I shared this story with some friends last year, just before Mother’s Day:

I was in third grade. I awoke one morning in our New York one-bedroom to the sound of piano keys going. Mom’s surprise. She had saved I don’t know how long waitressing, for her dream. She’d never gotten to learn herself and had chased the vision of her daughter’s playing. Korean Mom of course had to get the best. I don’t know how in the world she managed to tuck away enough for a new Yamaha, a beautiful rich brown. Thankfully I picked it up easily, performed solos in elementary and junior high, went on to teach and compose. Mom said the apartment came alive whenever I’d play on visits from Pennsylvania during college and the working years. But when I relocated to California 11 yrs ago, the piano sat with no more songs; to Mom and Dad, the keyboard was a tangible part of their girl on the other side of the country, and to me always the testament of varicose veins a mother had earned waiting tables and walking in 11 at night.

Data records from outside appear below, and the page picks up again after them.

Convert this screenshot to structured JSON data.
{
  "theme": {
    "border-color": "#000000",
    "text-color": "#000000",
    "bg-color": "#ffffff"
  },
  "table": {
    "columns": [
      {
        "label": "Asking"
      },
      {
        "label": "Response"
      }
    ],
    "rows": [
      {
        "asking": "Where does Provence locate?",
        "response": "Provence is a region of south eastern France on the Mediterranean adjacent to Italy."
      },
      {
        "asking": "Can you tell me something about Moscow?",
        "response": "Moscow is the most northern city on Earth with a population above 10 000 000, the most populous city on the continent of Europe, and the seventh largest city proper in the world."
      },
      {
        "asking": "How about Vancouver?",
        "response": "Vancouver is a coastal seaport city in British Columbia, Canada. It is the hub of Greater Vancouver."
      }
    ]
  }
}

With no other recourse, my parents sold the piano and were so thankful to be able to give me something when I got married. It was a bittersweet parting, for them and for me, but the practicality of it quieted my regrets. Though I was able to play on campus and at church during college, it’s been more than 20 years since I had a piano of my own. It so happens I married another dreamer. It hurt Peter for my parents to have had to sell the sacred memento of Mom’s love for me and, in his words, for my “talent to have gone unwatered” all these years. The piano that my husband has been saving for, prospecting, rolled in through the door yesterday morning. Shiny black, she slipped right into the console recess as if the space in the wall had been cut for her. The Yamaha looked made for our home. Tennyson was so excited watching Mom on the keyboard and Peter said I played as he’d waited for in his head.